I say, it’s even worse than that, because the ideas that spread more easily tend to be the inferior ones. Too simplistic, too reductionist, too comfortable fit with existing prejudice and fashion, etc. all make such ideas easier to communicate and receive and re-communicate, and “stickier” when received. Evolutionary fidelity and fecundity both benefit from simplistication of the message and its fitness.

Tabletop

Reminded by Marsha reading Hofstadter’s “I Am A Strange Loop“, that I never did record the Tabletop (or Theatre of Operations) metaphor for creative analogy … that is analogies that actually create things, things as interesting as humans and minds.

I mentioned it twice here and here referring to Hofstadter’s “Fluid Concepts and Creative Analogies“, and I know I’ve demonstrated the Tabletop exercise in real life, but I’ve never recorded a description of it.

Scenario : Now is a point in time … everything you know up to that point. You have a decision to make – now. Your available options are laid out in front of you (on the Tabletop). Your decision is in reponse to the last action of the party you are in debate / dialogue / negotiation with. What next ?

The original point of the exercise was in fact to do with how humans created concepts as part of thought processes. However, it’s pretty much a model of any life decision, for any individual or organization … the question being, what next action is the best choice. The core point is that the “available options” laid out on the Tabletop in front of you are NOT all you will consider, even if they are the only available options in a purely practical – pre-defined rules of the game – sense. Your thinking process will invent relationships and analogies that exist in conceptual levels removed from the Tabletop itself, before making your choice. Your real theatre of operations is much greater than the Tabletop and most of it is invented in your head – created.

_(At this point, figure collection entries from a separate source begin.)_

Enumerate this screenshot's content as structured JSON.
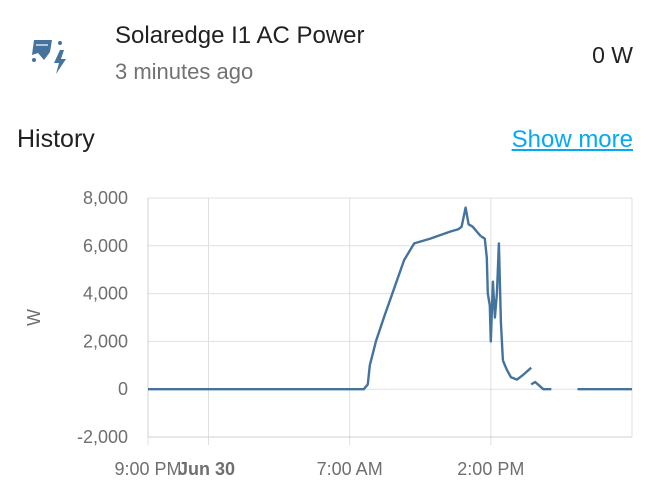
{
  "entity": {
    "name": "Solaredge I1 AC Power",
    "last_changed": "3 minutes ago",
    "state": "0 W",
    "icon": "solar-power-icon",
    "icon_color": "#44739e"
  },
  "history": {
    "title": "History",
    "show_more": "Show more",
    "link_color": "#03a9f4"
  },
  "chart_data": {
    "type": "line",
    "ylabel": "W",
    "ylim": [
      -2000,
      8000
    ],
    "y_ticks": [
      "8,000",
      "6,000",
      "4,000",
      "2,000",
      "0",
      "-2,000"
    ],
    "y_tick_values": [
      8000,
      6000,
      4000,
      2000,
      0,
      -2000
    ],
    "x_tick_labels": [
      "9:00 PM",
      "Jun 30",
      "7:00 AM",
      "2:00 PM"
    ],
    "x_tick_hours": [
      0,
      3,
      10,
      17
    ],
    "xlim_hours": [
      0,
      24
    ],
    "grid": true,
    "series": [
      {
        "color": "#44739e",
        "segments": [
          [
            [
              0,
              0
            ],
            [
              10.7,
              0
            ],
            [
              10.9,
              200
            ],
            [
              11.0,
              1000
            ],
            [
              11.3,
              2000
            ],
            [
              11.7,
              3000
            ],
            [
              12.2,
              4200
            ],
            [
              12.7,
              5400
            ],
            [
              13.2,
              6100
            ],
            [
              14.0,
              6300
            ],
            [
              15.0,
              6600
            ],
            [
              15.4,
              6700
            ],
            [
              15.55,
              6800
            ],
            [
              15.75,
              7600
            ],
            [
              15.9,
              6900
            ],
            [
              16.1,
              6800
            ],
            [
              16.3,
              6600
            ],
            [
              16.5,
              6400
            ]
          ],
          [
            [
              16.5,
              6400
            ],
            [
              16.7,
              6300
            ],
            [
              16.8,
              5500
            ],
            [
              16.85,
              4000
            ],
            [
              16.95,
              3500
            ],
            [
              17.0,
              2000
            ],
            [
              17.1,
              4500
            ],
            [
              17.2,
              3000
            ],
            [
              17.3,
              4000
            ],
            [
              17.4,
              6100
            ],
            [
              17.5,
              2800
            ],
            [
              17.6,
              1200
            ]
          ],
          [
            [
              17.6,
              1200
            ],
            [
              17.8,
              800
            ],
            [
              18.0,
              500
            ],
            [
              18.3,
              400
            ],
            [
              18.6,
              600
            ],
            [
              19.0,
              900
            ]
          ],
          [
            [
              19.0,
              200
            ],
            [
              19.2,
              300
            ],
            [
              19.6,
              0
            ],
            [
              20.0,
              0
            ]
          ],
          [
            [
              21.3,
              0
            ],
            [
              24.0,
              0
            ]
          ]
        ]
      }
    ]
  }
}
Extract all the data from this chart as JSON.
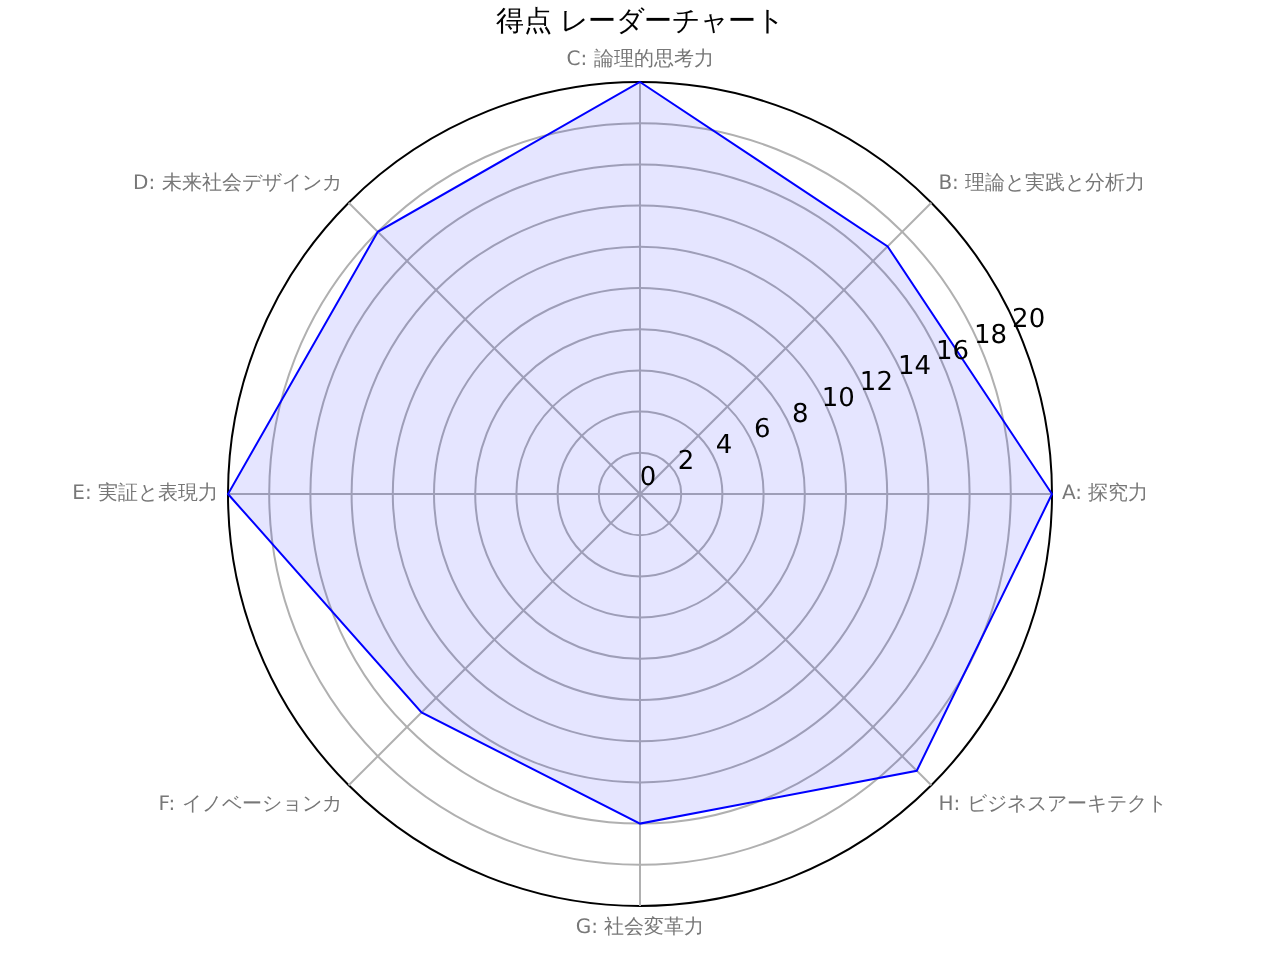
{
  "chart_data": {
    "type": "radar",
    "title": "得点 レーダーチャート",
    "categories": [
      "C: 論理的思考力",
      "B: 理論と実践と分析力",
      "A: 探究力",
      "H: ビジネスアーキテクト",
      "G: 社会変革力",
      "F: イノベーションカ",
      "E: 実証と表現力",
      "D: 未来社会デザインカ"
    ],
    "series": [
      {
        "color": "#0000ff",
        "values": [
          20,
          17,
          20,
          19,
          16,
          15,
          20,
          18
        ]
      }
    ],
    "ylim": [
      0,
      20
    ],
    "yticks": [
      0,
      2,
      4,
      6,
      8,
      10,
      12,
      14,
      16,
      18,
      20
    ],
    "grid": true,
    "legend": false,
    "marker": "none"
  }
}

The example starts, as befits a Tabletop, with random cutlery and crockery, eating utensils chosen in turn by two people sitting across the table from each other. You choose a knife, I choose a knife / the same knife /  a fork / what ? Same object, same kind, same relation, same what ? Same by some created analogy, and you’re off … infinite levels of creativity. (In Fluid Analogies, these series of what-nexts start with simple number, letter, symbol, word, quine-series ad-infinitum.) The creative question concerns which next choice is “best“.